Revista Técnica Tributaria, Nº 99, Sección Doctrina Administrativa, Cuarto trimestre de 2012
IRPF. Periodo impositivo en el que pueden deducirse las retenciones practicadas por rendimientos de actividades económicas, cuando tales rendimientos son cobrados en un ejercicio posterior al de su devengo.
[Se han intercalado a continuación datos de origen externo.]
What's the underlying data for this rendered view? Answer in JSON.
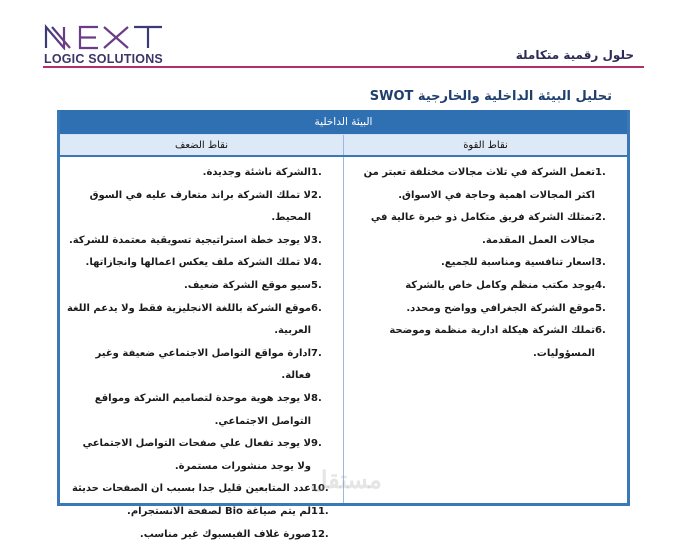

Con carácter más amplio, si la normativa del Impuesto sobre la Renta de las Personas Físicas permite la deducción de retenciones o ingresos a cuenta en un momento anterior al del abono por parte de su pagador de las rentas sometidas a retención o ingreso a cuenta.
Unidad resolutoria: Vocalía Duodécima-Coordinadora
El Director del Departamento de Gestión Tributaria de la Agencia Estatal de Administración Tributaria interpone recurso extraordinario de alzada para la unificación de criterio instando que se unifique criterio en el sentido de declara: Que ningún precepto de la Ley 35/2006, de 28 de noviembre, del Impuesto sobre la Renta de las Personas Físicas, o del Reglamento del Impuesto sobre la Renta de las Personas Físicas, aprobado por Real Decreto 439/2007, habilita al perceptor de rentas sometidas a retención o ingreso a cuenta a la deducción de las mismas con anterioridad al momento en que, de acuerdo con el artículo 78 del citado Reglamento, se produzca el nacimiento de la obligación de retener o de ingresar a cuenta.
Fundamentos de derecho
Tercero: … Nuestro ordenamiento jurídico disocia los momentos en cuanto a:
Así:…El obligado a retener debe practicar la retención en el momento en que abona o paga efectivamente la renta…
Por su parte, los perceptores de rentas sujetas a retención tienen derecho a deducir el importe de la retención en el mismo período en el que proceda imputar temporalmente el rendimiento sujeto a dicho pago a cuenta… pero este derecho a deducirse las retenciones no surge hasta que no haya nacido la obligación de retener, esto es cuando se haya cobrado su importe… En otras palabras, a juicio de este Tribunal Central, la deducibilidad de la retención está condicionada al abono de la renta sometida a retención; siendo, en cambio, tal deducibilidad independiente de que las retenciones se hayan practicado en el importe correcto o no (el supuesto paradigmático de incorrección sería cuando se abona la renta sin práctica de retención alguna, siendo ésta debida) o del efectivo ingreso de tales retenciones por parte del retenedor en el Tesoro Público…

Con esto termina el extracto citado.